Home Building Act update: No duty of care owed by builders and developers when statutory warranties apply

Herjit Saini, Law Clerk, Sydney

Following the recent Supreme Court decision of Owners Corporation Strata Plan 72535 v Brookfield[1], builders and developers do not owe a common law duty of care to owners corporations, or it would appear other successors in title, in circumstances where there is an alleged breach of the statutory warranties implied by the Home Building Act 1989 (NSW) (Act).

Further, the Court held that whether a particular contract is a contract to do ‘residential building work’ within the meaning of the Act will be determined by considering the subject matter of the contract at the time the contract was entered into and the subsequent use of the building does not affect this assessment.


The Owners Corporation SP 72535 (the Owners) for the apartments known as ‘Star of the Sea’ in Terrigal brought proceedings against the builder and developer of the development, being Brookfield and Hiltan respectively.  Hiltan and Brookfield had entered into a design and construct contract (D&C Contract) for Brookfield to design and construct the apartments.

The development compromised 52 residential lots and a separate manager’s residence.  At the time of the proceedings, the majority of the residential lots were rented for holiday accommodation and only three of the residential lots were permanently occupied by their owners.

The Owners alleged that there were defects in the apartments and claimed that Brookfield and Hiltan had breached both the statutory warranties implied by       s18B of the Act and their common law duty of care to the Owners. The Owners sought damages for alleged breach of contractual and common law duties.

McDougall J initially determined two key legal issues prior to considering the extent of the defects and appropriate rectification costs, being:

1.     Did the builder and developer owe the Owners a common law duty of care?

2.     Were the works ‘residential building works’ within the meaning of the Act?

Did Brookfield or Hiltan owe the Owners a duty of care?

The Court held that neither Brookfield nor Hiltan owed The Owners a common law duty of care. The Owners relied on the decision of the Court of Appeal of New Zealand in Mount Albert Borough Council v Johnson [2] to support their claim against Hiltan that residential or commercial developers owe a non-delegable duty to a subsequent owner to ensure that proper care and skill is taken by the builder or designer.

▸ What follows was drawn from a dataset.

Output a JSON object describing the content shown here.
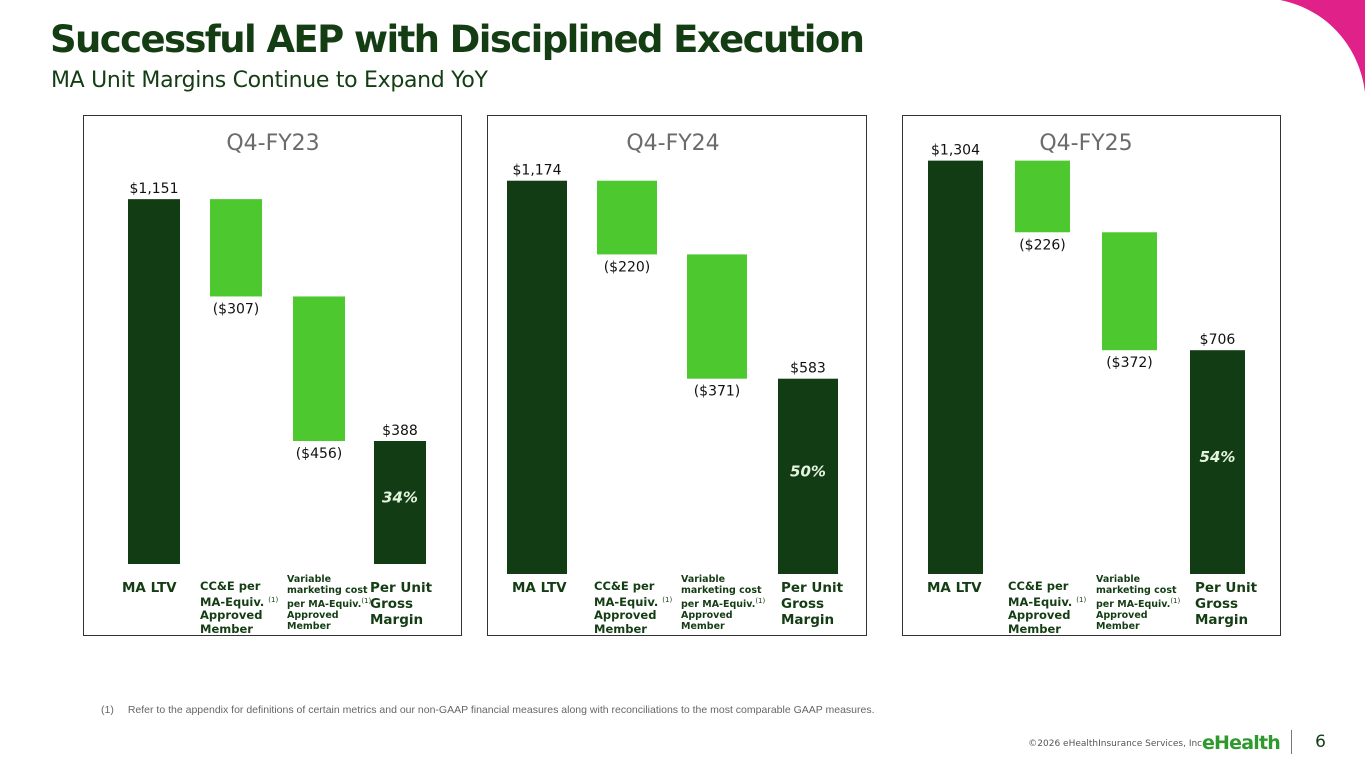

McDougall J rejected the Owners’ submissions and concluded that Brookfield and Hiltan do not owe a common law duty of care to the Owners for the following reasons:

  •   the Owners had the benefit of the statutory warranties and there was no 

  reason to hold that some additional common law duty of care should   
  be imposed over the protections that the legislature considered appropriate

  •   there was a detailed contract negotiated between Brookfield and Hiltan, who 

  appeared to be on equal footing meaning Brookfield did not owe 
  Hiltan a common law duty of care in respect of the original contract.

Do the Owners have the benefit of statutory warranties implied under the Act?

Brookfield argued that the development was ‘adapted for commercial use as tourist, holiday or overnight accommodation’ and was therefore excluded from the definition of ‘residential building works’ under the Act.  In support of this position, Brookfield submitted that:

  •   the residential lots had been available for letting to holiday makers since the

  date of practical completion; and

  •   the present adaption of the development was something that had always been

  planned or proposed and thus something for which the development had
  always been designed and constructed. 

However, McDougall J found the development was ‘residential building work’ that had the benefit of the statutory warranties, on the basis that:

1.     the development was marketed not as a resort for the use of         
        holiday-makers, but as a residential apartment complex that had
        features associated with an up-market holiday resort;

2.     the wording of the Act suggests that the proposed structure at the time the 
        contract is made is the relevant consideration (ie. the use of the word ‘will’
        in s18B of the Act); and

3.     statutory warranties provided by the Act cannot vary from time to time and 
        so, if it is to be accepted that there has been an ‘adaption’ to the common
        property, it would mean that the statutory warranties vary according to the 
        use at particular times.

Therefore McDougall J concluded that the D&C contract was for ‘residential building work’ and the warranties set out in s18B of the Act were implied into the contract when it was made.  Consequently, the Owners were entitled to the benefit of the statutory warranties under the Act against Brookfield and Hiltan.


The decision will have the following practical implications: 

  • the purposes for the works, and whether the works are ‘residential building 

work’, will be determined at the time the contract is entered into; and

  • statutory warranties may be implied by the Act even when a development has

been adapted for commercial use and is no longer predominately residential.

Importantly, it also now appears neither a builder nor developer will owe a common law duty of care in negligence to successors in title when statutory warranties are implied by the Act.  This will confine the number of claims for negligence against builders and developers. [1] (2012) NSWSC 712 [2] (1979) 2 NZLR 234.



This update does not constitute legal advice and should not be relied upon as such. It is intended only to provide a summary and general overview on matters of interest and it is not intended to be comprehensive. You should seek legal or other professional advice before acting or relying on any of the content.